I primi tre motivi del ricorso principale riguardano, in particolare, la prima delle suindicate statuizioni; i restanti due motivi afferiscono alla seconda.

Converrà perciò esaminare separatamente prima gli uni e poi gli altri.

1.1. La banca ricorrente insiste nel sostenere che la costituzione in pegno da parte della I.F.A. di due libretti di risparmio, avendo pacificamente dato vita ad un pegno irregolare, come rilevato nella stessa sentenza impugnata, aveva determinato l’insorgere di un debito della banca verso la medesima I.F.A per la restituzione delle somme di denaro depositate, divenuto esigibile in conseguenza della richiesta di estinzione dei libretti a norma dell’art. 1834 c.c.. Si sarebbe quindi prodotta, già in epoca anteriore all’inizio della procedura concorsuale, la compensazione del suindicato debito della banca con il contrapposto debito della società, cui era stato revocato il fido bancario, ed era del tutto naturale che ciò si fosse tradotto nell’annotazione in conto corrente di una posta creditoria per la correntista, in coerenza col disposto dell’art. 1853 c.c., ferma restando la non revocabilità dell’evento estintivo provocato dalla compensazione, per l’espresso disposto della L. Fall., art. 56. Donde la violazione degli artt. 1241, 1242, 1243 e 1853 c.c., nonchè della L. Fall., citato art. 56, denunciata col primo motivo di ricorso.

A sostegno della riferita impostazione difensiva, la banca ricorrente critica poi il modo in cui la descritta operazione è stata ricostruita nell’impugnata sentenza, come se si fosse trattato di un reale versamento di denaro in conto corrente per estinguere il debito della società correntista, dopo che questa aveva ottenuto in restituzione le somme depositate sui libretti dati precedentemente in pegno, anzichè della mera elisione contabile di partite debitorie contrapposte.
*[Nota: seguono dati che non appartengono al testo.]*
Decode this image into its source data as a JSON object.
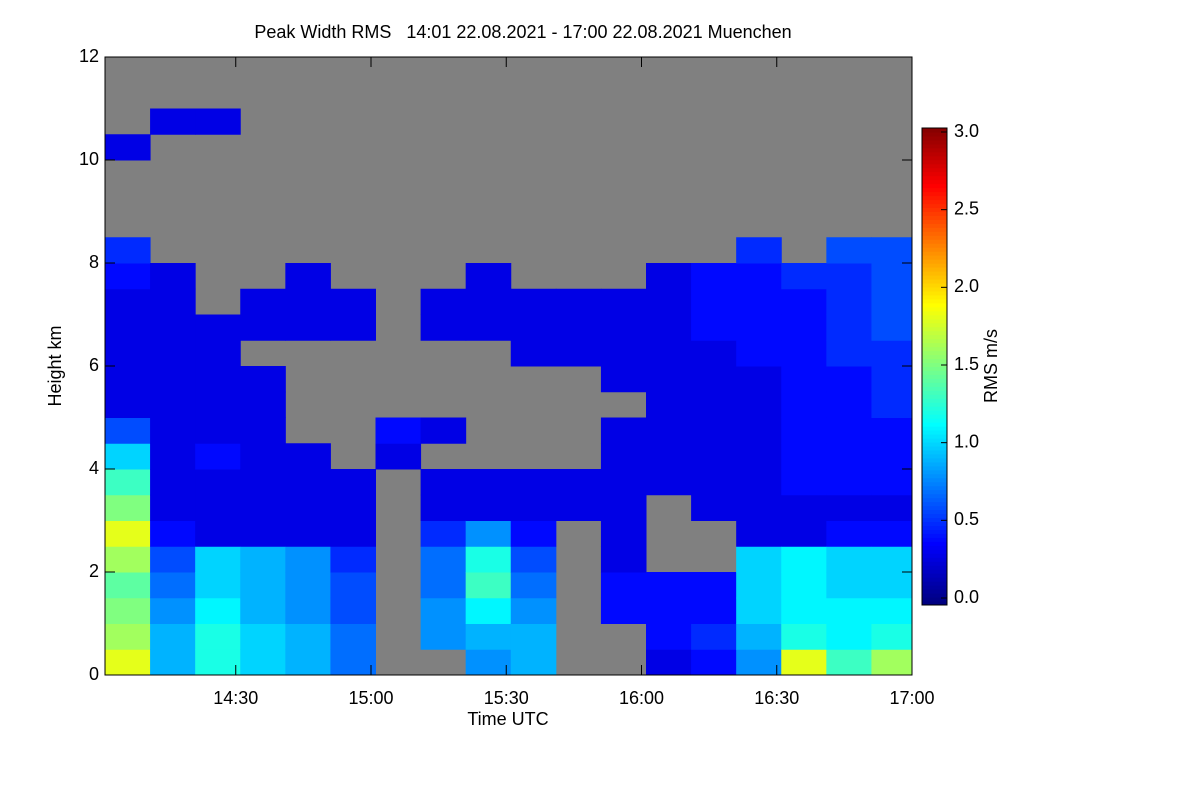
{
  "chart_data": {
    "type": "heatmap",
    "title": "Peak Width RMS   14:01 22.08.2021 - 17:00 22.08.2021 Muenchen",
    "x_label": "Time UTC",
    "y_label": "Height km",
    "colorbar_label": "RMS m/s",
    "colormap": "jet",
    "x": [
      "14:06",
      "14:16",
      "14:26",
      "14:36",
      "14:46",
      "14:56",
      "15:06",
      "15:16",
      "15:26",
      "15:36",
      "15:46",
      "15:56",
      "16:06",
      "16:16",
      "16:26",
      "16:36",
      "16:46",
      "16:56"
    ],
    "y": [
      0.25,
      0.75,
      1.25,
      1.75,
      2.25,
      2.75,
      3.25,
      3.75,
      4.25,
      4.75,
      5.25,
      5.75,
      6.25,
      6.75,
      7.25,
      7.75,
      8.25,
      8.75,
      9.25,
      9.75,
      10.25,
      10.75,
      11.25,
      11.75
    ],
    "z": [
      [
        1.8,
        1.6,
        1.5,
        1.4,
        1.6,
        1.8,
        1.5,
        1.3,
        1.0,
        0.6,
        0.3,
        0.3,
        0.3,
        0.3,
        0.3,
        0.4,
        0.5,
        null,
        null,
        null,
        0.3,
        null,
        null,
        null
      ],
      [
        0.9,
        0.9,
        0.8,
        0.7,
        0.6,
        0.4,
        0.3,
        0.3,
        0.3,
        0.3,
        0.3,
        0.3,
        0.3,
        0.3,
        0.3,
        0.3,
        null,
        null,
        null,
        null,
        null,
        0.3,
        null,
        null
      ],
      [
        1.2,
        1.2,
        1.1,
        1.0,
        1.0,
        0.3,
        0.3,
        0.3,
        0.4,
        0.3,
        0.3,
        0.3,
        0.3,
        0.3,
        null,
        null,
        null,
        null,
        null,
        null,
        null,
        0.3,
        null,
        null
      ],
      [
        1.0,
        1.0,
        0.9,
        0.9,
        0.9,
        0.3,
        0.3,
        0.3,
        0.3,
        0.3,
        0.3,
        0.3,
        null,
        0.3,
        0.3,
        null,
        null,
        null,
        null,
        null,
        null,
        null,
        null,
        null
      ],
      [
        0.9,
        0.9,
        0.8,
        0.8,
        0.8,
        0.3,
        0.3,
        0.3,
        0.3,
        null,
        null,
        null,
        null,
        0.3,
        0.3,
        0.3,
        null,
        null,
        null,
        null,
        null,
        null,
        null,
        null
      ],
      [
        0.7,
        0.7,
        0.6,
        0.6,
        0.5,
        0.3,
        0.3,
        0.3,
        null,
        null,
        null,
        null,
        null,
        0.3,
        0.3,
        null,
        null,
        null,
        null,
        null,
        null,
        null,
        null,
        null
      ],
      [
        null,
        null,
        null,
        null,
        null,
        null,
        null,
        null,
        0.3,
        0.4,
        null,
        null,
        null,
        null,
        null,
        null,
        null,
        null,
        null,
        null,
        null,
        null,
        null,
        null
      ],
      [
        null,
        0.8,
        0.8,
        0.7,
        0.7,
        0.5,
        0.3,
        0.3,
        null,
        0.3,
        null,
        null,
        null,
        0.3,
        0.3,
        null,
        null,
        null,
        null,
        null,
        null,
        null,
        null,
        null
      ],
      [
        0.8,
        0.9,
        1.1,
        1.3,
        1.2,
        0.8,
        0.3,
        0.3,
        null,
        null,
        null,
        null,
        null,
        0.3,
        0.3,
        0.3,
        null,
        null,
        null,
        null,
        null,
        null,
        null,
        null
      ],
      [
        0.9,
        0.9,
        0.8,
        0.7,
        0.6,
        0.4,
        0.3,
        0.3,
        null,
        null,
        null,
        null,
        0.3,
        0.3,
        0.3,
        null,
        null,
        null,
        null,
        null,
        null,
        null,
        null,
        null
      ],
      [
        null,
        null,
        null,
        null,
        null,
        null,
        0.3,
        0.3,
        null,
        null,
        null,
        null,
        0.3,
        0.3,
        0.3,
        null,
        null,
        null,
        null,
        null,
        null,
        null,
        null,
        null
      ],
      [
        null,
        null,
        0.4,
        0.4,
        0.3,
        0.3,
        0.3,
        0.3,
        0.3,
        0.3,
        null,
        0.3,
        0.3,
        0.3,
        0.3,
        null,
        null,
        null,
        null,
        null,
        null,
        null,
        null,
        null
      ],
      [
        0.3,
        0.4,
        0.4,
        0.4,
        null,
        null,
        null,
        0.3,
        0.3,
        0.3,
        0.3,
        0.3,
        0.3,
        0.3,
        0.3,
        0.3,
        null,
        null,
        null,
        null,
        null,
        null,
        null,
        null
      ],
      [
        0.4,
        0.5,
        0.4,
        0.4,
        null,
        null,
        0.3,
        0.3,
        0.3,
        0.3,
        0.3,
        0.3,
        0.3,
        0.4,
        0.4,
        0.4,
        null,
        null,
        null,
        null,
        null,
        null,
        null,
        null
      ],
      [
        0.8,
        0.9,
        1.0,
        1.0,
        1.0,
        0.3,
        0.3,
        0.3,
        0.3,
        0.3,
        0.3,
        0.3,
        0.4,
        0.4,
        0.4,
        0.4,
        0.5,
        null,
        null,
        null,
        null,
        null,
        null,
        null
      ],
      [
        1.8,
        1.2,
        1.1,
        1.1,
        1.1,
        0.3,
        0.3,
        0.4,
        0.4,
        0.4,
        0.4,
        0.4,
        0.4,
        0.4,
        0.4,
        0.5,
        null,
        null,
        null,
        null,
        null,
        null,
        null,
        null
      ],
      [
        1.3,
        1.1,
        1.1,
        1.0,
        1.0,
        0.4,
        0.3,
        0.4,
        0.4,
        0.4,
        0.4,
        0.4,
        0.5,
        0.5,
        0.5,
        0.5,
        0.6,
        null,
        null,
        null,
        null,
        null,
        null,
        null
      ],
      [
        1.6,
        1.2,
        1.1,
        1.0,
        1.0,
        0.4,
        0.3,
        0.4,
        0.4,
        0.4,
        0.5,
        0.5,
        0.5,
        0.6,
        0.6,
        0.6,
        0.6,
        null,
        null,
        null,
        null,
        null,
        null,
        null
      ]
    ],
    "xlim": [
      "14:01",
      "17:00"
    ],
    "xticks": [
      "14:30",
      "15:00",
      "15:30",
      "16:00",
      "16:30",
      "17:00"
    ],
    "ylim": [
      0,
      12
    ],
    "yticks": [
      0,
      2,
      4,
      6,
      8,
      10,
      12
    ],
    "zlim": [
      0,
      3
    ],
    "zticks": [
      {
        "value": 0,
        "label": "0.0"
      },
      {
        "value": 0.5,
        "label": "0.5"
      },
      {
        "value": 1,
        "label": "1.0"
      },
      {
        "value": 1.5,
        "label": "1.5"
      },
      {
        "value": 2,
        "label": "2.0"
      },
      {
        "value": 2.5,
        "label": "2.5"
      },
      {
        "value": 3,
        "label": "3.0"
      }
    ]
  }
}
La motivazione posta a base di siffatta ricostruzione, a parere della ricorrente, sarebbe priva di adeguata spiegazione e frutto di argomentazioni contraddittorie, oltre a porsi obiettivamente in contrasto con il diverso accertamento implicitamente contenuto nella sentenza di primo grado, contro il quale la I.F.A. non aveva proposto alcuno specifico motivo d’impugnazione e che doveva perciò ritenersi ormai coperto da giudicato. Donde la censura per difetto di motivazione espressa nel secondo motivo di ricorso e quella per violazione degli artt. 112 e 346 c.p.c. contenuta nel terzo motivo.

1.2. Nessuna delle riferite doglianze coglie nel segno.
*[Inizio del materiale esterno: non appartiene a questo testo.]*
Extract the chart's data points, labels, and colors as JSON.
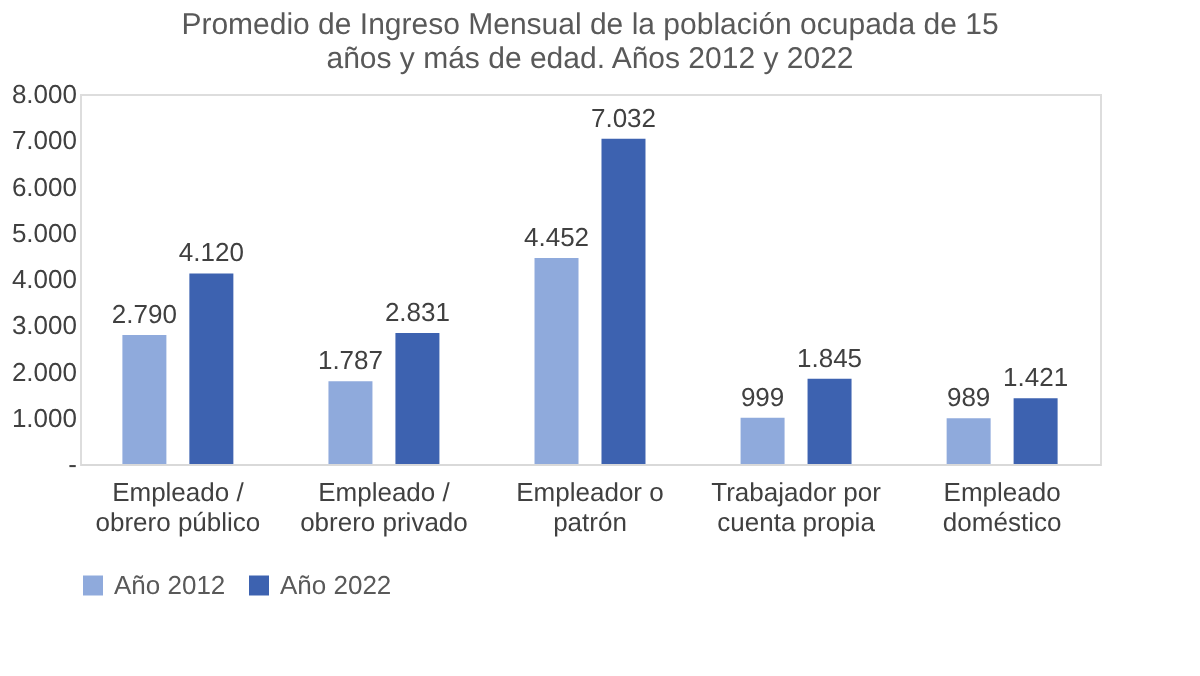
{
  "chart_data": {
    "type": "bar",
    "title": "Promedio de Ingreso Mensual de la población ocupada de 15 años y más de edad. Años 2012 y 2022",
    "categories": [
      "Empleado / obrero público",
      "Empleado / obrero privado",
      "Empleador o patrón",
      "Trabajador por cuenta propia",
      "Empleado doméstico"
    ],
    "series": [
      {
        "name": "Año 2012",
        "color": "#8faadc",
        "values": [
          2790,
          1787,
          4452,
          999,
          989
        ],
        "value_labels": [
          "2.790",
          "1.787",
          "4.452",
          "999",
          "989"
        ]
      },
      {
        "name": "Año 2022",
        "color": "#3d62b0",
        "values": [
          4120,
          2831,
          7032,
          1845,
          1421
        ],
        "value_labels": [
          "4.120",
          "2.831",
          "7.032",
          "1.845",
          "1.421"
        ]
      }
    ],
    "ylim": [
      0,
      8000
    ],
    "yticks": [
      {
        "value": 0,
        "label": "-"
      },
      {
        "value": 1000,
        "label": "1.000"
      },
      {
        "value": 2000,
        "label": "2.000"
      },
      {
        "value": 3000,
        "label": "3.000"
      },
      {
        "value": 4000,
        "label": "4.000"
      },
      {
        "value": 5000,
        "label": "5.000"
      },
      {
        "value": 6000,
        "label": "6.000"
      },
      {
        "value": 7000,
        "label": "7.000"
      },
      {
        "value": 8000,
        "label": "8.000"
      }
    ],
    "grid": false,
    "legend": "bottom"
  }
}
1.2.1. Occorre subito osservare che il secondo motivo del ricorso, quello con cui si lamentano vizi di motivazione dell’impugnata sentenza, non è formulato in conformità al disposto dell’art. 366- bis c.p.c. (applicabile ratione temporis al caso in esame) e risulta pertanto inammissibile.

Ai sensi della citata disposizione, infatti, la formulazione delle censure previste dall’art. 360 c.p.c., n. 5 deve contenere, a pena d’inammissibilità, la chiara indicazione del fatto controverso in relazione al quale la motivazione si assume omessa o contraddittoria, ovvero le ragioni per le quali la dedotta insufficienza della motivazione la renda inidonea a giustificare la decisione; e deve trattarsi di un momento di sintesi (omologo al quesito di diritto prescritto per i motivi di ricorso proposti a norma degli altri numeri del medesimo art. 360) che ne circoscriva puntualmente i limiti, in maniera da non ingenerare incertezze in sede di formulazione del ricorso e di valutazione della sua ammissibilità (così Sez. un., 1 ottobre 2007, n. 20603, ed altre conformi pronunce di legittimità).
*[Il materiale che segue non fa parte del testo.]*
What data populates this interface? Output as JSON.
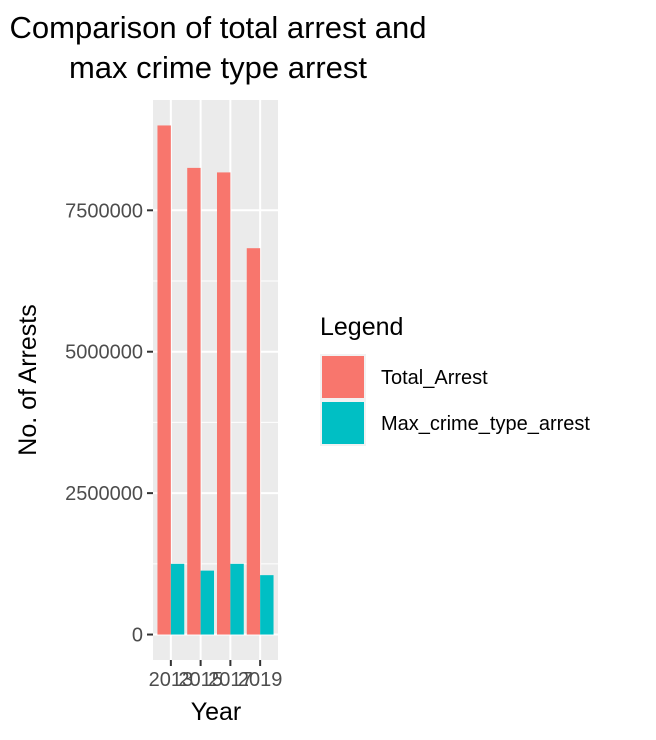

Nell’esposizione del motivo in esame, viceversa, la formulazione di questo autonomo momento di sintesi fa difetto, essendosi la banca ricorrente limitata a prospettare una pluralità di argomentazioni che, a suo dire, dimostrerebbero l’insufficienza o la contraddittorietà della motivazione del provvedimento impugnato.

Argomentazioni che però, per il modo in cui sono esposte, non consentono nè di distinguere compiutamente l’una dall’altra fattispecie di vizio denunciato – l’insufficienza della motivazione dalla sua contraddittorietà – nè di circoscrivere adeguatamente le specifiche ragioni dell’impugnazione nè, soprattutto, di sceverare in maniera ben netta le censure davvero afferenti alla struttura logica della motivazione da quelle che sconfinano nel merito.

1.2.2. Poichè anche le doglianze espresse nel terzo motivo del ricorso principale attengono alle modalità con cui si è proceduto all’estinzione del debito della I.F.A. nei confronti della banca, conviene esaminarle subito.

Si tratta di doglianze manifestamente infondate: innanzitutto perchè il presupposto dal quale esse muovono – cioè che nella sentenza di primo grado fosse contenuto un accertamento implicito della “natura eminentemente virtuale dell’accredito” di cui si discute – è assolutamente indimostrato; poi perchè, in ogni caso, è comunque da escludere che un siffatto eventuale accertamento, di per sè solo considerato, potesse aver acquisito il valore di un giudicato e che, per rimetterlo in discussione nel giudizio d’appello, fosse necessario un atto d’impugnazione da parte della I.F.A., non trattandosi di un capo o di un punto di decisione autonomo, bensì della mera ricostruzione storica dei fatti posti a fondamento della domanda, accolta dal tribunale ma ancora contestata in appello.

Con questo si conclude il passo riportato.